Полуодетые жокеи, в кальсонах, по пояс голые, в шелковых блузах, натягивали нейлоновые рейтузы и сапоги и вдруг разом застыли, как в «стоп-кадре». Разинув рты, они уставились на Стива.
Машинально я вытащил свой «никон», взвел затвор и сделал пару снимков, но все так привыкли к этому, что никто не обратил на меня внимания.
— Ужасно, — рассказывал Стив. — Просто омерзительно. Она приготовила пирожные и всякие сладости, мама то есть, для теток и для остальных гостей, чтобы поминки устроить после кремации, а когда мы вернулись, все было разбросано, растоптано, начинка, варенье, все — на стенах и на ковре. И на кухне все вверх дном перевернуто… и в ванной… Как будто в дом ворвалась толпа детей, устроила кавардак и загадила все, что можно. Да только дети тут ни при чем… Полиция говорит, что дети бы ничего не украли.

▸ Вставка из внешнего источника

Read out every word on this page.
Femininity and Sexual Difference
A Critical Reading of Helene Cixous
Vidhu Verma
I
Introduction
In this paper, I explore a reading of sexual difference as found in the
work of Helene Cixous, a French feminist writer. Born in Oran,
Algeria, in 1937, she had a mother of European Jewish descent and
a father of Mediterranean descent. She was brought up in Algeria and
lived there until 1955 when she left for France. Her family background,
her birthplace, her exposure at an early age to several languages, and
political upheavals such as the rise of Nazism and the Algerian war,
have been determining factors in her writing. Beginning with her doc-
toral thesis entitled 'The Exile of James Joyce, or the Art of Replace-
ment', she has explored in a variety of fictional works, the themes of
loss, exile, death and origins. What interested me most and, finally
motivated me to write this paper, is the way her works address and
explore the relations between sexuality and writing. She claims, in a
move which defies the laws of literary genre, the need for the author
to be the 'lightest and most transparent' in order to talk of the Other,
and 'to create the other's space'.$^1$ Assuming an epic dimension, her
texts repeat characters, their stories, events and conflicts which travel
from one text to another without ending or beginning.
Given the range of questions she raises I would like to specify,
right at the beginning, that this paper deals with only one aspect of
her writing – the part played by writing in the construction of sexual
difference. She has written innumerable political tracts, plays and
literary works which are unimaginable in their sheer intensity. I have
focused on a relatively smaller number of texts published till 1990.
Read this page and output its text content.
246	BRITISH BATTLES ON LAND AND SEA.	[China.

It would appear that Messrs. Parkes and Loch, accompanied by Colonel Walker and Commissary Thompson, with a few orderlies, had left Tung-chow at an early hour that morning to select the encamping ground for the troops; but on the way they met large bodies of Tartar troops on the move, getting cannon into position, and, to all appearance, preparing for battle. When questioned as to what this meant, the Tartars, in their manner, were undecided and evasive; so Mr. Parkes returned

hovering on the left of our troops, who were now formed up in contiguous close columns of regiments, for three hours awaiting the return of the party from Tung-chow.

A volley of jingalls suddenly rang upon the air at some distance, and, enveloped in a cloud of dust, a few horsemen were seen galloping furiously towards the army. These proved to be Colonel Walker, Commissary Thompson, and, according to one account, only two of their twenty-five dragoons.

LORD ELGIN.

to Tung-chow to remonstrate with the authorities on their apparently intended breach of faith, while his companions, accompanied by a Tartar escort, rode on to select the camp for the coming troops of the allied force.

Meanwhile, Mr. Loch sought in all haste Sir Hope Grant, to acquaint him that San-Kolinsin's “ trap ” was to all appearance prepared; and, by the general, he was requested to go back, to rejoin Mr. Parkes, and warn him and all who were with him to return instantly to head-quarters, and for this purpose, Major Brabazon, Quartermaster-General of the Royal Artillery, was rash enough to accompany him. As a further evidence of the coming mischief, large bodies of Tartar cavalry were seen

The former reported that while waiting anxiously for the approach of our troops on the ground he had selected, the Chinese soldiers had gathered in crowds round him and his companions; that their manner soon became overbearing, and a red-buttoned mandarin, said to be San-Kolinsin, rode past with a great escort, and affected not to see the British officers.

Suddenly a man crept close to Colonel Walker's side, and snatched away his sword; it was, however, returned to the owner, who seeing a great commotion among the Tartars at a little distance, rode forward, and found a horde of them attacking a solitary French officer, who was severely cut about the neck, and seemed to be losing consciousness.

— А у твоей матери горы бриллиантов были, что ли? — насмешливо спросил кто-то.
Кое-кто из жокеев засмеялся, и обстановка несколько разрядилась, но многие искренне сочувствовали Стиву, и он, видя, что его слушают, с готовностью продолжил свой рассказ. Я тоже слушал Стива и не только потому, что в Сандауне наши вешалки были рядом, так что деваться мне было некуда, но и потому, что мы с ним отлично ладили, хотя и не были друзьями.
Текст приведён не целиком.